Not really, I don't use the divisions for more than depth of cut. I just set up a dial gauge if I have to but usually just am cutting to a line or center point.

If it is important, you can get the Micromark version with inch divisions or get the kit to swap out for inch or metric.


----------



## TIGL (Mar 19, 2014)

David Kirtley said:


> Not really, I don't use the divisions for more than depth of cut. I just set up a dial gauge if I have to but usually just am cutting to a line or center point.
> 
> If it is important, you can get the Micromark version with inch divisions or get the kit to swap out for inch or metric.



Nah, I don't expect them to bother me, I just wanted to get someone else's first hand experience because it's a sort of unusual feature. It's a shame DROs are so expensive, I was spoiled by the bridgeport i learned on at school


----------



## hman (Mar 19, 2014)

TIGL said:


> It's a shame DROs are so expensive, I was spoiled by the bridgeport i learned on at school



First off, hello from a fellow chemist (BS & MA, almost PhD) turned machinist/engineer/tinkerer!


Secondly, for a DRO you might want to check out http://www.hobby-machinist.com/showthread.php?t=21478&highlight=davidh

Davidh sells low cost iGaging DROs, which are not that hard to mount and have pretty good accuracy.  I bought some for my lathe, and have been very satisfied.  You can get X and Y for under $100, plus some of your time and some inexpensive materials to mount them.

See also http://www.hobby-machinist.com/showthread.php?t=10343 for one way to mount these on the mini-mill.


Thirdly, I have an HF mini-mill, and it's just fine to use, but does have some limitations I've run into from time to time.  Chief among them is the distance between the column and the centerline of the spindle.  At very best, I'm limited to about 5 3/4" from spindle centerline to workpiece edge.  The LMS may be slightly larger than my HF, but be sure to check their dimensions! This limits how far "into" a workpiece you can go.  You'll never get to the center of an 18" square workpiece with a mini, though your shorter slots might be do-able. 

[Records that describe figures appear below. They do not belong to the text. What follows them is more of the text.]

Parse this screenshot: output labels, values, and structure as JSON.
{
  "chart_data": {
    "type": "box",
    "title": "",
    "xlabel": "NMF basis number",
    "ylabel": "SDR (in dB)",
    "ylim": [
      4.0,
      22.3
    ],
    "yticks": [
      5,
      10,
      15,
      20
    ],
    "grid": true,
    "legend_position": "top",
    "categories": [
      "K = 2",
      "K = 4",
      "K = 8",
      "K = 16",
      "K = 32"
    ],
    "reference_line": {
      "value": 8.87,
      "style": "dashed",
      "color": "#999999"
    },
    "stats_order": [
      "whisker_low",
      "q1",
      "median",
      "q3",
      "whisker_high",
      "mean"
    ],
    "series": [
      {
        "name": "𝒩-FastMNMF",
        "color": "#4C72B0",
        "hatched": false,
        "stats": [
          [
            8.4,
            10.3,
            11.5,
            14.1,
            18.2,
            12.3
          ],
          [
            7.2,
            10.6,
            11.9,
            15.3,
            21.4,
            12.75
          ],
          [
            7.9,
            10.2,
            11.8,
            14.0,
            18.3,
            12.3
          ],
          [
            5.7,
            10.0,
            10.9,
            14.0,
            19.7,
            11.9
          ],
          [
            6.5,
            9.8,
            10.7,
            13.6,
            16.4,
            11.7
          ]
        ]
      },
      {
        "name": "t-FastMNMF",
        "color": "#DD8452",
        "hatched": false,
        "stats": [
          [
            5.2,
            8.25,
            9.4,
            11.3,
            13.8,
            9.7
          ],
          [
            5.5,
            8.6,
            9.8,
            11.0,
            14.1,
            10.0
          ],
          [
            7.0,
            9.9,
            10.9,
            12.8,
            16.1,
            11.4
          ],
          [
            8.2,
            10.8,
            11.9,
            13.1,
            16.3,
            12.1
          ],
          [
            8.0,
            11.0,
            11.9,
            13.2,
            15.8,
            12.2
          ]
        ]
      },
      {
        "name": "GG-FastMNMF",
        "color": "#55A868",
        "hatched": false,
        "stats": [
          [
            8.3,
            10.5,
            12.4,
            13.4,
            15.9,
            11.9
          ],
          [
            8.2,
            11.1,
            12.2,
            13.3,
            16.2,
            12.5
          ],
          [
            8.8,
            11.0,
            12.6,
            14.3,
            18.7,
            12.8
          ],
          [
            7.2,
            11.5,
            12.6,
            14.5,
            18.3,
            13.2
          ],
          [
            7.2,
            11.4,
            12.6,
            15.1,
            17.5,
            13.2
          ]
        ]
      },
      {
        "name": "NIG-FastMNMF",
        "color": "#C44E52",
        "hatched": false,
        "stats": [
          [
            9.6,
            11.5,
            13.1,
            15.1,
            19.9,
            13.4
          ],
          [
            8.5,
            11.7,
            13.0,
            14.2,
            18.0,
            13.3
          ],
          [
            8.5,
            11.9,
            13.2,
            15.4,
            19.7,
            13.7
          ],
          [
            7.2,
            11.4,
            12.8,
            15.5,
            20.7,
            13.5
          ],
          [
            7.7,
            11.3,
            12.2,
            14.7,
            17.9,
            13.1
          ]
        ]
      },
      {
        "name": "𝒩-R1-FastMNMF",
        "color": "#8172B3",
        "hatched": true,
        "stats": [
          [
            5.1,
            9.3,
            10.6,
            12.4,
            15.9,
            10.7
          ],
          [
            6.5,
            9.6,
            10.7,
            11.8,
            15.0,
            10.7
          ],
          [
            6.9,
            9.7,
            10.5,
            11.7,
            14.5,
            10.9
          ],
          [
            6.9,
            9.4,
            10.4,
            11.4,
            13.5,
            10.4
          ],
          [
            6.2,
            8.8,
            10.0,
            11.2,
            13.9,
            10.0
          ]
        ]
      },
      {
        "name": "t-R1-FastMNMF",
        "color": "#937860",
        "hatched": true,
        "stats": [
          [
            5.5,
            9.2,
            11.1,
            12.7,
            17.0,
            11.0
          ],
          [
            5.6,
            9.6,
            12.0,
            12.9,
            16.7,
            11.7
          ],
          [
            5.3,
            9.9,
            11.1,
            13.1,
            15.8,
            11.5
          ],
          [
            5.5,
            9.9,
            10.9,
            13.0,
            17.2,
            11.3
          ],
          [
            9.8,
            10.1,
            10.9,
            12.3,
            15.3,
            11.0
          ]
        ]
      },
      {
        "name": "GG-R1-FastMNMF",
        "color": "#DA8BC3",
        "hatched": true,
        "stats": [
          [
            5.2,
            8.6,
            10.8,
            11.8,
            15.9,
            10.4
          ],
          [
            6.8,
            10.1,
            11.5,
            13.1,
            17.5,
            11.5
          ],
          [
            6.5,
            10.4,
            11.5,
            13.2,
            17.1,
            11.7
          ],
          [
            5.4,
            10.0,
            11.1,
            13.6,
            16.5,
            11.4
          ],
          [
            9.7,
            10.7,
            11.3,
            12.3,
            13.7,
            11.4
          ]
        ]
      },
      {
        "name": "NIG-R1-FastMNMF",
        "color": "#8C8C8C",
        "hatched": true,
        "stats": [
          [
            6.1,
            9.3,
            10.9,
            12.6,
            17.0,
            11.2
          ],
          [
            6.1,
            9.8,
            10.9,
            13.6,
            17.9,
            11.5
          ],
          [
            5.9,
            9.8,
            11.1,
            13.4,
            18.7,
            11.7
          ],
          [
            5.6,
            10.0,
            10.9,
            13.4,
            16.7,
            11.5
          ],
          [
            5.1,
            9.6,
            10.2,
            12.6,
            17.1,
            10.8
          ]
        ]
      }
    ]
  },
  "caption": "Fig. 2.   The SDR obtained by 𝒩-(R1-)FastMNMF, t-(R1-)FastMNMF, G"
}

In addition, large workpieces require lots of relocation on that small a table, and you have to go through the (slightly laborious) alignment every time you move it. 

Much as I love LMS and their products, of the two mills you're looking at, the G0704 is definitely more suitable for this project. 

Best wishes!


----------



## kd4gij (Mar 19, 2014)

If you wan't a dro the grizzly G0759 Is the G0704 with a 3 axes dro and only $500.00 MORE. i HAVE THE g0704 AND BEEN REAL HAPPY with it. Only wish Thay had the G0759 when I bought it.


----------



## Ray C (Mar 19, 2014)

To some extent, the issue of the spindle only servicing the front part of the table can be remedied by using a proper size and style vise.  A vise too large (which is a common mistake) puts the jaws in an awkward location.  Some vises have center-location fixed jaws and some have rear-location fixed jaws.  In some cases, the issue has more to do with the bolt-hole positioning and in such cases, an adapter can mitigate the issues.


Ray 





hman said:


> First off, hello from a fellow chemist (BS & MA, almost PhD) turned machinist/engineer/tinkerer!
> 
> 
> Secondly, for a DRO you might want to check out http://www.hobby-machinist.com/showthread.php?t=21478&highlight=davidh
> ...


----------



## SENC (Mar 19, 2014)

@wrmiller19 has both (actually the precision matthews version of the g0704), so hopefully he'll be along and can help you... but judging from his comments he has found the PM25 to be of higher quality than the LMS


----------



## wrmiller (Mar 19, 2014)

Yes I have both, and like both machines for similar and different reasons.

The LMS is just as accurate as the G0704 if you use it as it was intended/within its designed to work envelope (I have the PM25 which is the G0704 with different paint, motor and controller). I consider the LMS one of the best, if not THE best mini-mill. Better motor, larger table, belt drive head, inch leadscrews, and EXCELLENT customer service from LMS. The 20 tpi leadscrews allow easier positional repeatability than the courser ones on the Griz. I have 3-axis glass scale dros on both machines and find it very easy to repeat position on the LMS to a couple tenths (observed on the DRO, verified on a dial indicator). The larger mill will as well, but a more delicate touch on the handwheels is needed.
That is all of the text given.